Tyler Zeller somehow ended up with pretty decent numbers on Saturday (14 points on 4-9/6-6, 8 rebounds, 2 assists, 1 steal, 1 block, but 4 TOs) even though he seemed to be in duress on the low block all day long.
I was surprised that Kentucky played Zeller with such aggressive NBA-style double teams in the low post, given that it opened up space for Carolina on the perimeter - it seemed like Kentucky's no. 1 defensive objective was to stop Zeller.
Zeller seemed to struggle against Kentucky's tough D, having trouble making his moves fast enough to beat the double, or having enough strength to operate against or pass out of the doubles effectively. All told, it was a reminder that Zeller is what he is - a player who does not have a terribly high ceiling, but who is suitably reliable and fundamentally-sound to potentially develop into a rotation player. Somewhere in the first round after the lottery seems about right for him.
JAMES MCADOO and P.J. HAIRSTON
I feel like I'm already eating crow for suggesting that I thought James McAdoo was the best prospect in the class in my review at the end of last season. McAdoo clearly wasn't ready for the big stage of Saturday's game. Givony currently has McAdoo at no. 2 in the 2013 Draft, and indeed, it's probably a good idea for McAdoo to spend another year at Carolina in a more primary role.
Don't get me wrong, there were some glimpses from McAdoo on Saturday, with some impressive rebounds and a good passing sense in the post, but his shooting looked absolutely horrendous on a couple bad misfires. The two-hand shooting style looked atrocious, but McAdoo did knock down 3-4 threes in the McDonald's/Jordan Brand game, so he can hit the shots. I'm still high on McAdoo in the long-term, but he certainly doesn't look like a lottery pick with the way he's playing now.

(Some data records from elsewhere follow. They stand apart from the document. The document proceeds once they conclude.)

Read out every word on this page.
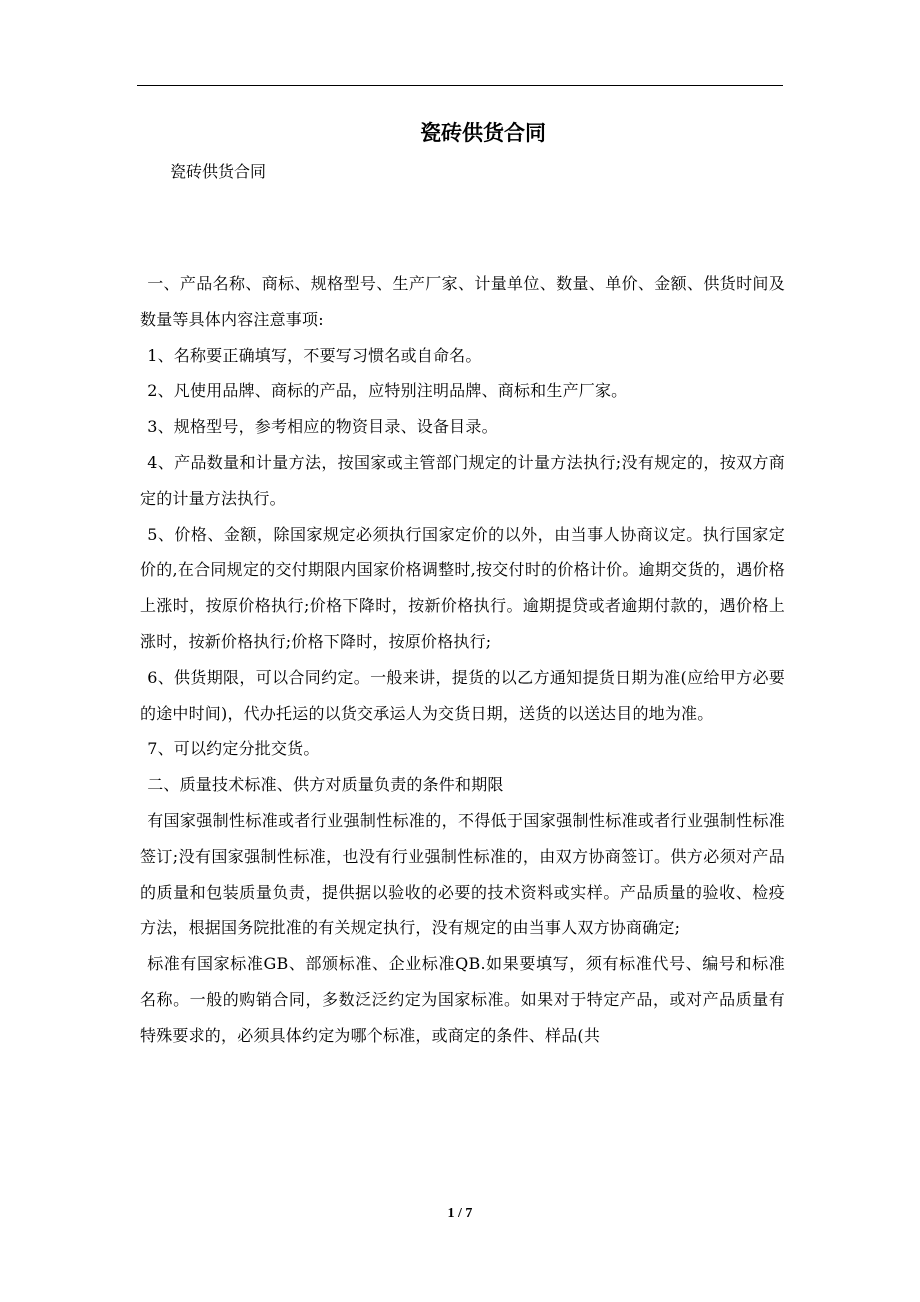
瓷砖供货合同

瓷砖供货合同

一、产品名称、商标、规格型号、生产厂家、计量单位、数量、单价、金额、供货时间及数量等具体内容注意事项:

1、名称要正确填写，不要写习惯名或自命名。

2、凡使用品牌、商标的产品，应特别注明品牌、商标和生产厂家。

3、规格型号，参考相应的物资目录、设备目录。

4、产品数量和计量方法，按国家或主管部门规定的计量方法执行;没有规定的，按双方商定的计量方法执行。

5、价格、金额，除国家规定必须执行国家定价的以外，由当事人协商议定。执行国家定价的,在合同规定的交付期限内国家价格调整时,按交付时的价格计价。逾期交货的，遇价格上涨时，按原价格执行;价格下降时，按新价格执行。逾期提贷或者逾期付款的，遇价格上涨时，按新价格执行;价格下降时，按原价格执行;

6、供货期限，可以合同约定。一般来讲，提货的以乙方通知提货日期为准(应给甲方必要的途中时间)，代办托运的以货交承运人为交货日期，送货的以送达目的地为准。

7、可以约定分批交货。

二、质量技术标准、供方对质量负责的条件和期限

有国家强制性标准或者行业强制性标准的，不得低于国家强制性标准或者行业强制性标准签订;没有国家强制性标准，也没有行业强制性标准的，由双方协商签订。供方必须对产品的质量和包装质量负责，提供据以验收的必要的技术资料或实样。产品质量的验收、检疫方法，根据国务院批准的有关规定执行，没有规定的由当事人双方协商确定;

标准有国家标准GB、部颁标准、企业标准QB.如果要填写，须有标准代号、编号和标准名称。一般的购销合同，多数泛泛约定为国家标准。如果对于特定产品，或对产品质量有特殊要求的，必须具体约定为哪个标准，或商定的条件、样品(共

1 / 7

Try not to be scared, I mean this in the best way, but I think P.J. Hairston has some J.R. Smith in his game, with a combination of deep shooting off a quick release and athleticism (even if he's not as explosive as J.R.). Hairston scored 11 points in 14 minutes on 4 shots, firing in 3-4 threes without hesitation off his quick release. Givony has Hairston going no. 10 in 2013. As with McAdoo, it probably makes sense for Hairston to come back in a more prominent role next year, and those two will certainly be major prospects to watch if they do so.
Whew, we've already written about *10* guys who have great shots to go in the first round, and there are still more guys worth talking about, like Doron Lamb, Reggie Bullock, Dexter Strickland and Darius Miller. 14 guys or more from this one college game could end up playing the league. Just crazy.
What an amazing collection of prospects, and what a fun game to watch. Let's hope we get a rematch in New Orleans at the Final Four.